The Race to Disclose. The Race to Fame and Glory?

Finding a new vulnerability in widely deployed product is exciting. Very exciting. And a natural first instinct is to want to share that information and get credit for it. So, why not just cobble together some sketchy details and post it to Full-Disclosure, milw0rm or your web log? What could possibly go wrong?

Well, a couple of things actually.

First, someone else may have already discovered the issue and posted about it. A best practice is to search the archives for bugs reported against the product and see if any cover what you've found. Do a Google search with some relevant keywords. Avoid reporting about a older version when the most current resolves the issue.

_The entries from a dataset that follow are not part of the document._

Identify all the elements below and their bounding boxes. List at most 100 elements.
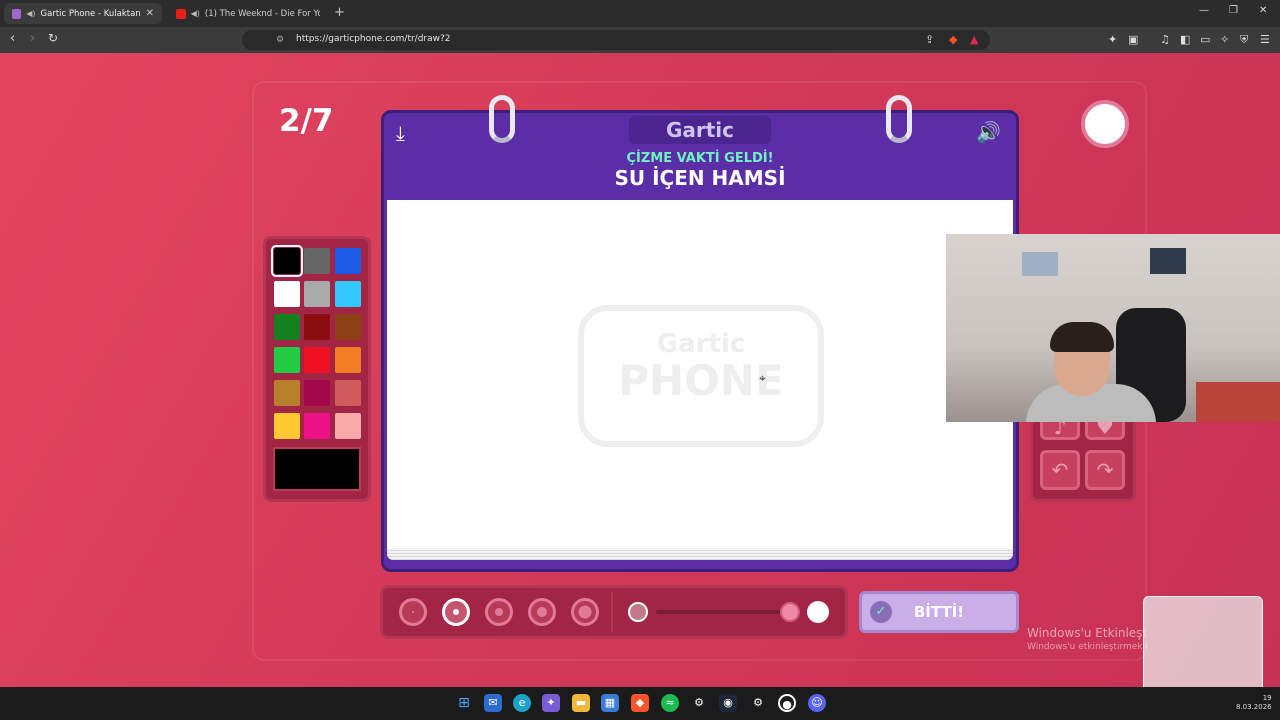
toolbar-divider bbox=[611, 592, 613, 632]
bed-object bbox=[1196, 382, 1280, 422]
brave-icon[interactable]: ◆ bbox=[631, 694, 649, 712]
speaker-icon: ◀) bbox=[26, 9, 36, 18]
store-icon[interactable]: ▦ bbox=[601, 694, 619, 712]
brave-shield-icon[interactable]: ◆ bbox=[949, 33, 957, 46]
opacity-slider[interactable] bbox=[656, 610, 780, 614]
brush-size-dot-icon bbox=[412, 611, 414, 613]
color-swatch[interactable] bbox=[304, 281, 330, 307]
windows-activation-title: Windows'u Etkinleşt bbox=[1027, 626, 1148, 640]
gartic-phone-watermark: Gartic PHONE bbox=[578, 305, 824, 447]
color-swatch[interactable] bbox=[271, 245, 303, 277]
round-counter: 2/7 bbox=[279, 103, 334, 139]
gartic-favicon-icon bbox=[12, 8, 22, 19]
color-swatch[interactable] bbox=[304, 314, 330, 340]
paper-edge bbox=[387, 548, 1013, 560]
brush-size-dot-icon bbox=[578, 605, 592, 619]
done-button[interactable]: ✓ BİTTİ! bbox=[859, 591, 1019, 633]
back-icon[interactable]: ‹ bbox=[10, 31, 15, 46]
new-tab-button[interactable]: + bbox=[334, 5, 345, 20]
crosshair-cursor-icon: ⌖ bbox=[759, 371, 766, 385]
minimize-icon[interactable]: — bbox=[1199, 5, 1209, 16]
color-swatch[interactable] bbox=[274, 314, 300, 340]
obs-icon[interactable]: ● bbox=[778, 694, 796, 712]
tab-youtube[interactable]: ◀) (1) The Weeknd - Die For You (Ly bbox=[168, 3, 328, 24]
done-label: BİTTİ! bbox=[913, 603, 965, 621]
speaker-object bbox=[1150, 248, 1186, 274]
watermark-top: Gartic bbox=[656, 329, 746, 359]
task-prompt: SU İÇEN HAMSİ bbox=[614, 166, 786, 190]
brush-size-button[interactable] bbox=[571, 598, 599, 626]
media-icon[interactable]: ♫ bbox=[1160, 33, 1170, 46]
color-swatch[interactable] bbox=[304, 347, 330, 373]
redo-icon[interactable]: ↷ bbox=[1085, 450, 1125, 490]
color-swatch[interactable] bbox=[335, 248, 361, 274]
person-hair bbox=[1050, 322, 1114, 352]
color-swatch[interactable] bbox=[274, 380, 300, 406]
sidebar-icon[interactable]: ◧ bbox=[1180, 33, 1190, 46]
undo-icon[interactable]: ↶ bbox=[1040, 450, 1080, 490]
mail-icon[interactable]: ✉ bbox=[484, 694, 502, 712]
brush-size-dot-icon bbox=[537, 607, 547, 617]
color-swatch[interactable] bbox=[335, 281, 361, 307]
timer-icon bbox=[1081, 100, 1129, 148]
youtube-favicon-icon bbox=[176, 8, 186, 19]
brush-size-button[interactable] bbox=[399, 598, 427, 626]
reload-icon[interactable]: ↻ bbox=[48, 31, 58, 45]
color-swatch[interactable] bbox=[335, 380, 361, 406]
brush-size-button[interactable] bbox=[442, 598, 470, 626]
screenshot-icon[interactable]: ▣ bbox=[1128, 33, 1138, 46]
brush-size-dot-icon bbox=[453, 609, 459, 615]
wallet-icon[interactable]: ▭ bbox=[1200, 33, 1210, 46]
site-settings-icon[interactable]: ⚙ bbox=[276, 35, 284, 45]
steam-icon[interactable]: ◉ bbox=[719, 694, 737, 712]
webcam-overlay bbox=[946, 234, 1280, 422]
brave-rewards-icon[interactable]: ▲ bbox=[970, 33, 978, 46]
opacity-max-icon[interactable] bbox=[807, 601, 829, 623]
download-icon[interactable]: ⤓ bbox=[396, 121, 405, 145]
close-window-icon[interactable]: ✕ bbox=[1259, 5, 1267, 16]
color-swatch[interactable] bbox=[335, 347, 361, 373]
volume-icon[interactable]: 🔊 bbox=[976, 120, 1001, 144]
menu-icon[interactable]: ☰ bbox=[1260, 33, 1270, 46]
brush-size-button[interactable] bbox=[528, 598, 556, 626]
vpn-icon[interactable]: ⛨ bbox=[1240, 33, 1248, 47]
forward-icon[interactable]: › bbox=[30, 31, 35, 46]
binder-ring-icon bbox=[489, 95, 515, 143]
edge-icon[interactable]: e bbox=[513, 694, 531, 712]
color-swatch[interactable] bbox=[304, 248, 330, 274]
file-explorer-icon[interactable]: ▬ bbox=[572, 694, 590, 712]
color-swatch[interactable] bbox=[335, 314, 361, 340]
share-icon[interactable]: ⇪ bbox=[925, 33, 934, 46]
tab-title: (1) The Weeknd - Die For You (Ly bbox=[204, 8, 320, 19]
opacity-slider-handle[interactable] bbox=[780, 602, 800, 622]
color-swatch[interactable] bbox=[274, 413, 300, 439]
extensions-icon[interactable]: ✦ bbox=[1108, 33, 1117, 46]
color-swatch[interactable] bbox=[274, 281, 300, 307]
checkmark-icon: ✓ bbox=[870, 601, 892, 623]
color-swatch[interactable] bbox=[274, 347, 300, 373]
opacity-min-icon[interactable] bbox=[628, 602, 648, 622]
gartic-logo: Gartic bbox=[629, 116, 771, 144]
shelf-items bbox=[1022, 252, 1058, 276]
leo-ai-icon[interactable]: ✧ bbox=[1220, 33, 1229, 46]
color-swatch[interactable] bbox=[304, 380, 330, 406]
tab-gartic[interactable]: ◀) Gartic Phone - Kulaktan Kula ✕ bbox=[4, 3, 162, 24]
url-text[interactable]: https://garticphone.com/tr/draw?2 bbox=[296, 34, 451, 44]
discord-icon[interactable]: ☺ bbox=[808, 694, 826, 712]
steam-overlay-icon[interactable]: ⚙ bbox=[690, 694, 708, 712]
brush-size-dot-icon bbox=[495, 608, 503, 616]
restore-icon[interactable]: ❐ bbox=[1229, 5, 1238, 16]
taskbar-clock: 19 8.03.2026 bbox=[1236, 694, 1272, 712]
settings-icon[interactable]: ⚙ bbox=[749, 694, 767, 712]
task-label: ÇİZME VAKTİ GELDİ! bbox=[626, 151, 774, 166]
spotify-icon[interactable]: ≈ bbox=[661, 694, 679, 712]
copilot-icon[interactable]: ✦ bbox=[542, 694, 560, 712]
color-swatch[interactable] bbox=[335, 413, 361, 439]
start-icon[interactable]: ⊞ bbox=[455, 694, 473, 712]
binder-ring-icon bbox=[886, 95, 912, 143]
color-swatch[interactable] bbox=[304, 413, 330, 439]
brush-size-button[interactable] bbox=[485, 598, 513, 626]
watermark-bottom: PHONE bbox=[618, 356, 784, 405]
current-color-preview bbox=[273, 447, 361, 491]
close-tab-icon[interactable]: ✕ bbox=[146, 8, 154, 19]
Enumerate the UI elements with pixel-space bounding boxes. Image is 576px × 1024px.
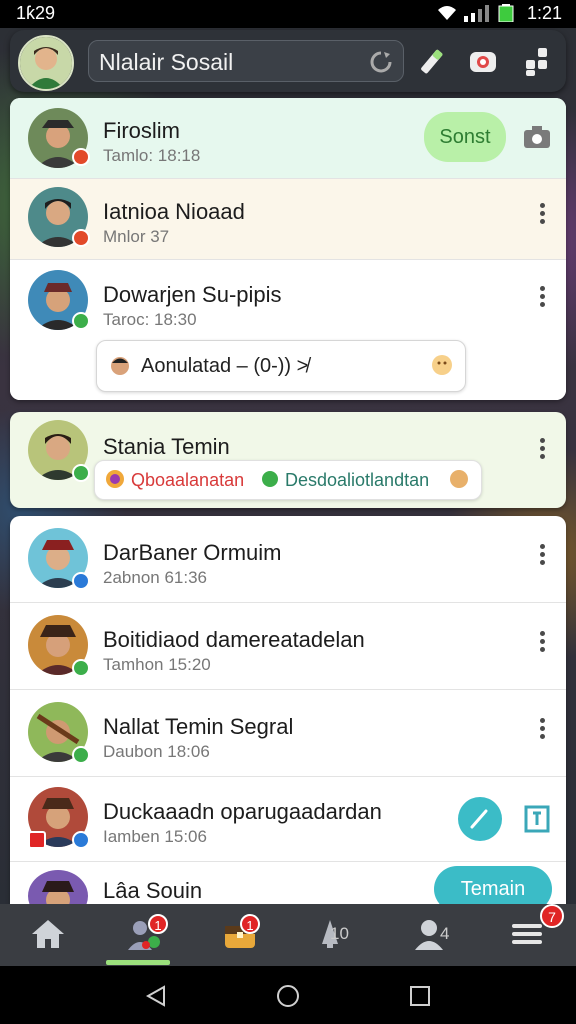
top-app-bar: Nlalair Sosail (10, 30, 566, 92)
contact-subtitle: 2abnon 61:36 (103, 568, 207, 587)
signal-icon (464, 5, 489, 22)
message-bubble[interactable]: Aonulatad – (0-)) ≯ (96, 340, 466, 392)
contact-row[interactable]: Iatnioa Nioaad Mnlor 37 (10, 179, 566, 260)
more-options-icon[interactable] (538, 544, 546, 568)
message-text-left: Qboaalanatan (131, 470, 245, 490)
status-badge (72, 464, 90, 482)
battery-icon (498, 4, 514, 22)
send-button[interactable]: Sonst (424, 112, 506, 162)
user-portrait-icon (20, 37, 72, 89)
message-text-right: Desdoaliotlandtan (285, 470, 430, 490)
nav-alerts[interactable]: 10 (288, 904, 384, 966)
contact-subtitle: Mnlor 37 (103, 227, 170, 246)
wifi-icon (438, 6, 456, 20)
camera-icon[interactable] (466, 44, 500, 78)
pencil-icon (470, 809, 488, 829)
status-badge (72, 659, 90, 677)
status-badge (72, 831, 90, 849)
notification-badge: 7 (540, 904, 564, 928)
bottom-nav: 1 1 10 4 7 (0, 904, 576, 966)
camera-icon[interactable] (522, 124, 552, 150)
contact-row[interactable]: Dowarjen Su-pipis Taroc: 18:30 Aonulatad… (10, 260, 566, 400)
message-bubble[interactable]: Qboaalanatan Desdoaliotlandtan (94, 460, 482, 500)
contact-card-list: DarBaner Ormuim 2abnon 61:36 Boitidiaod … (10, 516, 566, 904)
home-circle-icon[interactable] (276, 984, 300, 1008)
bookmark-icon[interactable] (524, 805, 550, 833)
notification-badge: 1 (148, 914, 168, 934)
nav-chest[interactable]: 1 (192, 904, 288, 966)
contact-subtitle: Tamlo: 18:18 (103, 146, 201, 165)
contact-name: Nallat Temin Segral (103, 714, 294, 739)
status-time-right: 1:21 (526, 3, 562, 23)
contact-name: Firoslim (103, 118, 180, 143)
status-bar: 1ƙ29 1:21 (0, 0, 576, 28)
status-badge (72, 746, 90, 764)
status-time-left: 1ƙ29 (16, 3, 56, 23)
more-options-icon[interactable] (538, 203, 546, 227)
contact-subtitle: Daubon 18:06 (103, 742, 210, 761)
contact-name: Stania Temin (103, 434, 230, 459)
emoji-icon (450, 470, 468, 488)
menu-icon (512, 924, 542, 944)
contact-row[interactable]: DarBaner Ormuim 2abnon 61:36 (10, 516, 566, 603)
profile-count: 4 (440, 924, 450, 943)
team-button[interactable]: Temain (434, 866, 552, 904)
active-tab-indicator (106, 960, 170, 965)
contact-subtitle: Taroc: 18:30 (103, 310, 197, 329)
edit-pencil-icon[interactable] (414, 44, 448, 78)
emoji-icon (432, 355, 452, 375)
more-options-icon[interactable] (538, 631, 546, 655)
contact-card-highlight: Stania Temin Qboaalanatan Desdoaliotland… (10, 412, 566, 508)
alert-badge (28, 831, 46, 849)
more-options-icon[interactable] (538, 286, 546, 310)
contact-row[interactable]: Lâa Souin Temain (10, 862, 566, 904)
contact-row[interactable]: Stania Temin Qboaalanatan Desdoaliotland… (10, 412, 566, 508)
contact-name: Dowarjen Su-pipis (103, 282, 282, 307)
more-options-icon[interactable] (538, 718, 546, 742)
grid-apps-icon[interactable] (520, 44, 554, 78)
contact-row[interactable]: Nallat Temin Segral Daubon 18:06 (10, 690, 566, 777)
alerts-count: 10 (330, 924, 349, 943)
green-dot-icon (262, 471, 278, 487)
contact-name: Duckaaadn oparugaadardan (103, 799, 382, 824)
contact-name: Lâa Souin (103, 878, 203, 903)
contact-name: Boitidiaod damereatadelan (103, 627, 365, 652)
nav-menu[interactable]: 7 (480, 904, 576, 966)
nav-profile[interactable]: 4 (384, 904, 480, 966)
contact-name: DarBaner Ormuim (103, 540, 282, 565)
status-badge (72, 229, 90, 247)
contact-row[interactable]: Duckaaadn oparugaadardan Iamben 15:06 (10, 777, 566, 862)
contact-subtitle: Iamben 15:06 (103, 827, 207, 846)
contact-row[interactable]: Boitidiaod damereatadelan Tamhon 15:20 (10, 603, 566, 690)
contact-name: Iatnioa Nioaad (103, 199, 245, 224)
nav-friends[interactable]: 1 (96, 904, 192, 966)
compose-button[interactable] (458, 797, 502, 841)
status-badge (72, 572, 90, 590)
more-options-icon[interactable] (538, 438, 546, 462)
nav-home[interactable] (0, 904, 96, 966)
sticker-icon (106, 470, 124, 488)
search-field[interactable]: Nlalair Sosail (88, 40, 404, 82)
contact-avatar (28, 870, 88, 904)
user-portrait-icon (28, 870, 88, 904)
recents-icon[interactable] (408, 984, 432, 1008)
refresh-icon[interactable] (369, 50, 393, 74)
system-nav-bar (0, 966, 576, 1024)
status-badge (72, 148, 90, 166)
face-icon (111, 357, 129, 375)
contact-row[interactable]: Firoslim Tamlo: 18:18 Sonst (10, 98, 566, 179)
app-title: Nlalair Sosail (99, 49, 234, 75)
contact-subtitle: Tamhon 15:20 (103, 655, 211, 674)
my-avatar[interactable] (18, 35, 74, 91)
back-icon[interactable] (144, 984, 168, 1008)
notification-badge: 1 (240, 914, 260, 934)
contact-card-top: Firoslim Tamlo: 18:18 Sonst Iatnioa Nioa… (10, 98, 566, 400)
status-badge (72, 312, 90, 330)
home-icon (32, 920, 64, 948)
message-text: Aonulatad – (0-)) ≯ (141, 355, 309, 377)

Second, what you found may not be that important. Not every browser quirk, visual glitch or access violation needs to be broadcast to the entire world. Doing so is a waste of everyone's time. Love them or hate them, Microsoft's 10 Immutable Laws of Security are spot on when it comes to this. So, if your vulnerability falls in that gray area, what should you do?

The best possible approach is develop an exploit that does something interesting. Create a demonstration that shows how the problem can actually be abused. I can't understand the amount of the time and energy people expend complaining that a vulnerability is or is not exploitable. Release a demonstration and there won't be anything to argue about.

I only bring this up because the trend of bogus and/or worthless bug reports continues to grow. And those doing it for the fame and the glory just end up appearing like idiotic newbies. Which I would suppose is the exact opposite of what they wanted.